There are fears that the impoverished state of some 19 million people -- where large swathes of territory lie outside state control -- is particularly exposed to a Covid-19 outbreak.

"I came to vote, but I'm afraid," said Souleymane Diallo, a 34-year-old teacher voting in the capital Bamako.

"As you can see there's nobody here. Maybe because it's the morning, but it's also not surprising because of the situation."

The first elections results are not expected for several days. A second round is scheduled for April 19.

First elections since 2013

It is the country's first parliamentary poll since 2013, when President Ibrahim Boubacar Keita's Rally for Mali party won a substantial majority.

Parliamentary elections were meant to take place again in late 2018 following Keita's re-election, but the poll was postponed several times, largely due to security concerns.

Some 200,000 people displaced by the near-daily violence in Mali's centre and north were not able to vote, a government official has said.

The security ministry said that out of close to 12,500 polling stations, 274 were not able to open.

The army said it had been caught in one "ambush" in Madoro, near the Burkina Faso border, which has been a flashpoint for jihadist violence for months.

This time no military casualties were recorded while "five terrorists were neutralised".

Meanwhile 19 people were arrested in possession of 10 voting boxes in the northern town of Timbuktu.

An AFP reporter said that while the distance between people in queues was too close in Timbuktu, voters did wash their hands before entering polling stations.

Kidnapped opposition leader

Casting a shadow over the vote is the fate of veteran opposition leader Soumaila Cisse, who was kidnapped on Wednesday while campaigning in the centre of the country.

Cisse, 70, who has been runner-up in three presidential elections, and six members of his team were abducted in an attack in which his bodyguard was killed.

It is "likely" he was being held by jihadists loyal to Fulani preacher Amadou Koufa, who leads a branch of the al-Qaeda-aligned GSIM active in the Sahel, according to a security source and a local official.

President Keita expressed indignation over the incident and vowed that "no effort will be spared in securing (Cisse's) release".

Cisse's Union for the Republic and Democracy (URD) on Saturday urged its supporters to turn out in even greater numbers in response to the leader's ordeal.

However, several other opposition parties had called for the vote to be postponed due to coronavirus fears.

Hopes for peace

The country has been plagued by conflict since 2012, when rebels captured much of the country's arid north.

Jihadists overtook the rebels in the north and swept into the country's centre, accelerating a conflict which has killed thousands of soldiers and civilians.
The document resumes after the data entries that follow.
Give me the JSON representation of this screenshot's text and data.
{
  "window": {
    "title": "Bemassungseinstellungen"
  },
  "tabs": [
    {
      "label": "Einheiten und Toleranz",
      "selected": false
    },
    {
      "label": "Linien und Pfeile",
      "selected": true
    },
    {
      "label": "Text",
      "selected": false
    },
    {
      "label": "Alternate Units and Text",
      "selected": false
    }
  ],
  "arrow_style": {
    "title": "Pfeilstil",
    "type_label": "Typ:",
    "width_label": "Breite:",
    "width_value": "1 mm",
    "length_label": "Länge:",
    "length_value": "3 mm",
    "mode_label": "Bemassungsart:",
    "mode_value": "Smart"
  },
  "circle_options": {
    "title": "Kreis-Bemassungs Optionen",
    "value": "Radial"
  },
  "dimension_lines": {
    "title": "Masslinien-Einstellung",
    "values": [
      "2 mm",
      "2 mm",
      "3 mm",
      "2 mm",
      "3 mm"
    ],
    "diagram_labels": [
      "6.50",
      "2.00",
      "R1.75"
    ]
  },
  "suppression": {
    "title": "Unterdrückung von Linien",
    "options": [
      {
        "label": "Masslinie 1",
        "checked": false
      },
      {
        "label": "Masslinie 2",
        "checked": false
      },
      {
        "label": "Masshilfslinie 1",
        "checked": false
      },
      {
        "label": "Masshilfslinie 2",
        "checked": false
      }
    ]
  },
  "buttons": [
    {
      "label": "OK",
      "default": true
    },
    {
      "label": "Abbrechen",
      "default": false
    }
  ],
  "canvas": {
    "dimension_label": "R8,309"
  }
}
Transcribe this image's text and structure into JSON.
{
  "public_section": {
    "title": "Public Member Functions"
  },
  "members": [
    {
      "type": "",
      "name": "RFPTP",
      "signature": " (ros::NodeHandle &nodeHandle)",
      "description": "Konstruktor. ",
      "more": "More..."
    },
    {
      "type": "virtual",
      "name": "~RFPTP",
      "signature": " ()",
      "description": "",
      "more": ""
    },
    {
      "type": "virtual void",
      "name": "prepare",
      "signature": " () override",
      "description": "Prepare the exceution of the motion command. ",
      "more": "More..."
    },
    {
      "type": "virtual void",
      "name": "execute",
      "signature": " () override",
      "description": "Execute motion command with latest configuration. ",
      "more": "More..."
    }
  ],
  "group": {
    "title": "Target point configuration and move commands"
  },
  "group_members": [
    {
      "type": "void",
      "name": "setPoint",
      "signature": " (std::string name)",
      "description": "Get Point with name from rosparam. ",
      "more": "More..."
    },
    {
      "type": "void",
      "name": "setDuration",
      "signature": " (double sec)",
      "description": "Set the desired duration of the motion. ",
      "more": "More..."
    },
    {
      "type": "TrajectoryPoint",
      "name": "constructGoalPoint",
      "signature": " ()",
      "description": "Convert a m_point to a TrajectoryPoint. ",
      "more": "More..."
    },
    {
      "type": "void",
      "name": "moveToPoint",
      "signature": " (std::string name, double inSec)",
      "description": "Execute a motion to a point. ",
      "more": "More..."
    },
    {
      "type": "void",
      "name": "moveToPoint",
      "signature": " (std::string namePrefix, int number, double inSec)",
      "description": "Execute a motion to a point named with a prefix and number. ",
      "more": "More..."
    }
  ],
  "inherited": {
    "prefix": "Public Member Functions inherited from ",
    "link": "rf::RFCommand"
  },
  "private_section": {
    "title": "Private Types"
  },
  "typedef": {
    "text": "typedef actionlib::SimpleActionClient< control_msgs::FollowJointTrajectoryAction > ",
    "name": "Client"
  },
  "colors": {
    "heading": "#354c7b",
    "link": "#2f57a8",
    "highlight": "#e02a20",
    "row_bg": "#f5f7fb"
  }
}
Despite the numerous difficulties, experts nonetheless hope Sunday's election will lead to reforms that might drag Mali out of its cycle of violence.
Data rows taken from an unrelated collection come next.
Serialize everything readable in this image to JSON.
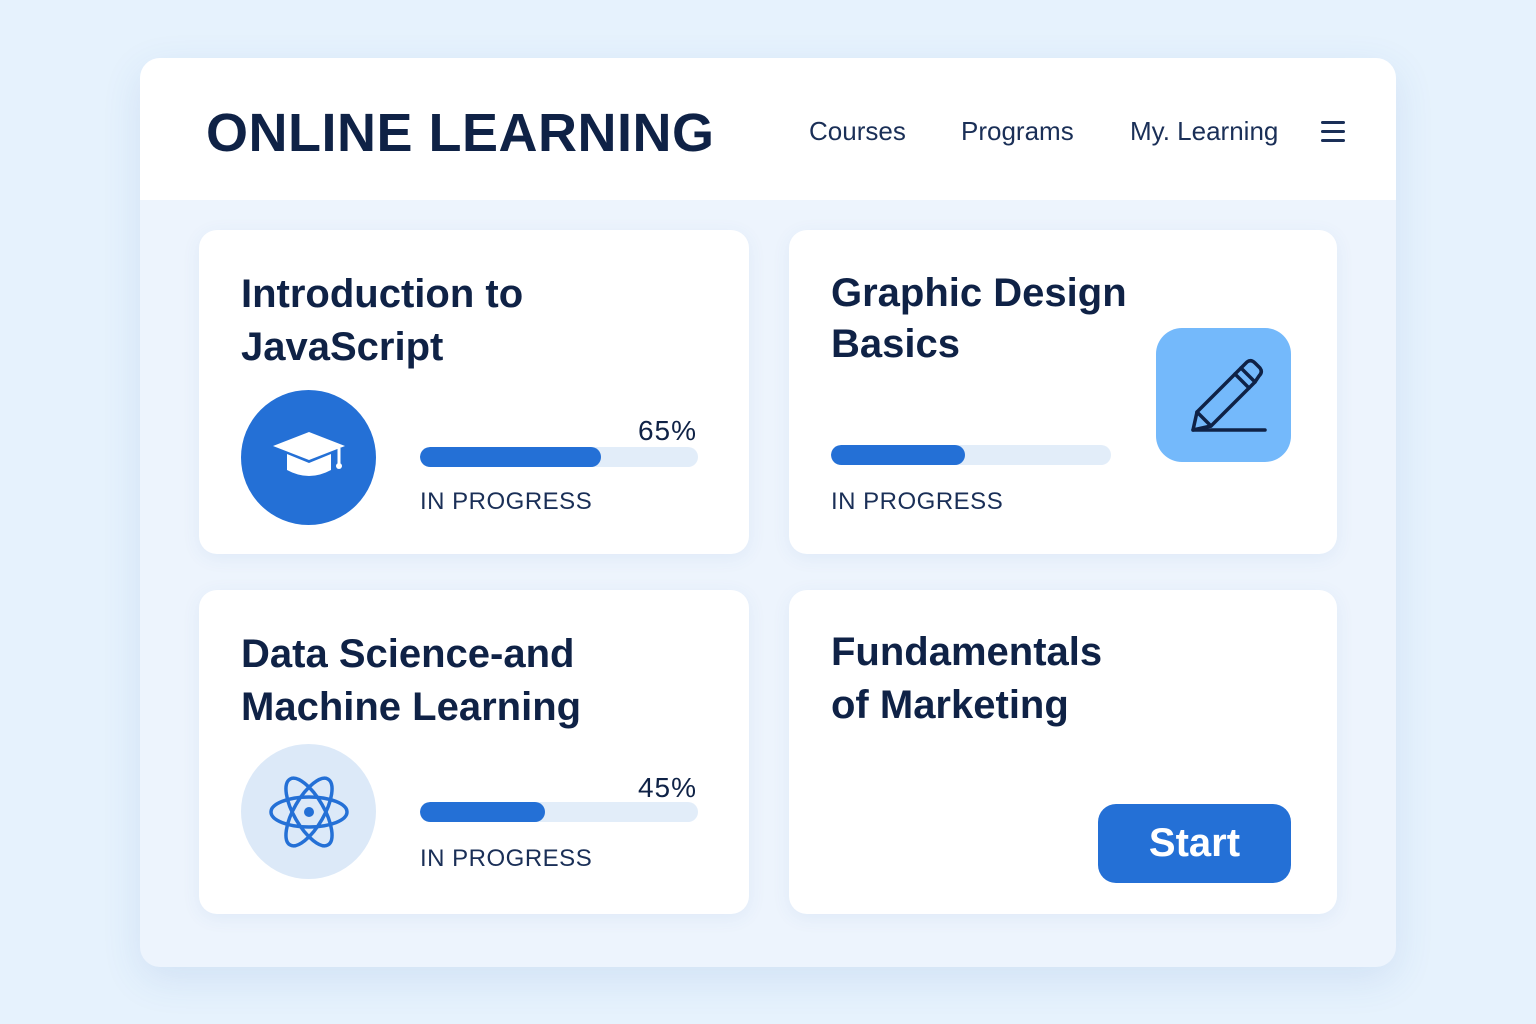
{
  "header": {
    "brand": "ONLINE LEARNING",
    "nav": {
      "courses": "Courses",
      "programs": "Programs",
      "my_learning": "My. Learning"
    },
    "menu_icon": "hamburger-menu-icon"
  },
  "courses": [
    {
      "title_line1": "Introduction to",
      "title_line2": "JavaScript",
      "progress": 0.65,
      "progress_label": "65%",
      "status": "IN PROGRESS",
      "icon": "graduation-cap-icon"
    },
    {
      "title_line1": "Graphic Design",
      "title_line2": "Basics",
      "progress": 0.48,
      "status": "IN PROGRESS",
      "icon": "pencil-icon"
    },
    {
      "title_line1": "Data Science-and",
      "title_line2": "Machine Learning",
      "progress": 0.45,
      "progress_label": "45%",
      "status": "IN PROGRESS",
      "icon": "atom-icon"
    },
    {
      "title_line1": "Fundamentals",
      "title_line2": "of Marketing",
      "action_label": "Start"
    }
  ],
  "colors": {
    "accent": "#2470d6",
    "text": "#0f2246",
    "page_bg": "#e6f2fd",
    "track": "#e2edf9",
    "pencil_tile": "#74b9fb"
  }
}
In particular, the hope is that the new parliament will implement reforms from a peace agreement brokered between the Bamako government and several armed groups, in Algiers in 2015.

Implementation has been painfully slow, although this year saw the Malian army deploy units made up of both former rebels and regulars, one the provisions of the Algiers agreement.

The pact also provides for the decentralisation of governance in Mali, a demand of some of the rebel group.